Find three consecutive even integers such that the sum of the smallest integer and twice the median integer is 20 more than the largest integer.
x + 2(x+2) = x+4 + 20
Now just solve for x, the smallest
shush
Let's call the three consecutive even integers x, x+2, and x+4.
According to the problem, the sum of the smallest integer (x) and twice the median integer (2(x+2)) is 20 more than the largest integer (x+4).
x + 2(x+2) = (x+4) + 20
Simplifying this equation step-by-step:
x + 2x + 4 = x + 24
Combining like terms:
3x + 4 = x + 24
Subtracting x from both sides:
2x + 4 = 24
Subtracting 4 from both sides:
2x = 20
Dividing both sides by 2:
x = 10
Now we have the value of the smallest integer. We can find the other two integers by adding 2 and 4 to x:
x+2 = 10+2 = 12
x+4 = 10+4 = 14
So the three consecutive even integers are 10, 12, and 14.
To find three consecutive even integers, we can use algebraic expressions.

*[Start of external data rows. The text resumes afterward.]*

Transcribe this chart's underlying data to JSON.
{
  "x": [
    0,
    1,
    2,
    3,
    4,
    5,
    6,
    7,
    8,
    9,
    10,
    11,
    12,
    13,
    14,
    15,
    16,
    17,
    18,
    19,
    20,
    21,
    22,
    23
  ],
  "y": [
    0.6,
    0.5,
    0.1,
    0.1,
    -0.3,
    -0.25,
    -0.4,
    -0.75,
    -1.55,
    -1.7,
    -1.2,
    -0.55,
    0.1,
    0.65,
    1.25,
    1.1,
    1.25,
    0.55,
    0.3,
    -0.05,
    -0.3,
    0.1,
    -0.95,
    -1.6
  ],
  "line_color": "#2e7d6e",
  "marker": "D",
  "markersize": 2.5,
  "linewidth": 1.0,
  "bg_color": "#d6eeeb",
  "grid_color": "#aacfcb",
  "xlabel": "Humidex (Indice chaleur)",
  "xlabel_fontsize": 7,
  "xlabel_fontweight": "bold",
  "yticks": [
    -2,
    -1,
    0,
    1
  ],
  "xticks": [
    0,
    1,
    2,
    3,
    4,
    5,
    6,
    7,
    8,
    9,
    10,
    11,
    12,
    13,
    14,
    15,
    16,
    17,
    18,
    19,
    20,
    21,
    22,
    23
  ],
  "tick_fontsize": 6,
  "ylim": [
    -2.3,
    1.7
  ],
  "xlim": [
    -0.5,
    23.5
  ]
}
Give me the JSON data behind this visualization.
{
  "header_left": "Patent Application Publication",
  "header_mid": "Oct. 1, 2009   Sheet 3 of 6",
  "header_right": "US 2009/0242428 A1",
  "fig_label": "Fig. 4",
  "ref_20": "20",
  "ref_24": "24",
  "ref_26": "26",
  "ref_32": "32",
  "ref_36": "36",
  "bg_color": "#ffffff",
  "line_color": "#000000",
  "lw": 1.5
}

Let's assume the smallest even integer is "x". Since we need three consecutive even integers, the next two even integers will be "x + 2" and "x + 4".
According to the problem, the sum of the smallest integer and twice the median integer (2nd number) is 20 more than the largest integer. So, we can set up the following equation:
x + 2( x + 2) = (x + 4) + 20
Now let's solve this equation step by step:
x + 2( x + 2) = (x + 4) + 20
Distribute 2 to x and 2:
x + 2x + 4 = x + 4 + 20
Combine like terms:
3x + 4 = x + 24
Subtract x from both sides:
3x - x + 4 = x - x + 24
2x + 4 = 24
Subtract 4 from both sides:
2x + 4 - 4 = 24 - 4
2x = 20
Divide both sides by 2:
(2x)/2 = 20/2
x = 10
So, the smallest even integer is 10. The next two consecutive even integers are:
1st Consecutive even integer: x = 10
2nd Consecutive even integer: x + 2 = 10 + 2 = 12
3rd Consecutive even integer: x + 4 = 10 + 4 = 14
Therefore, the three consecutive even integers are 10, 12, and 14.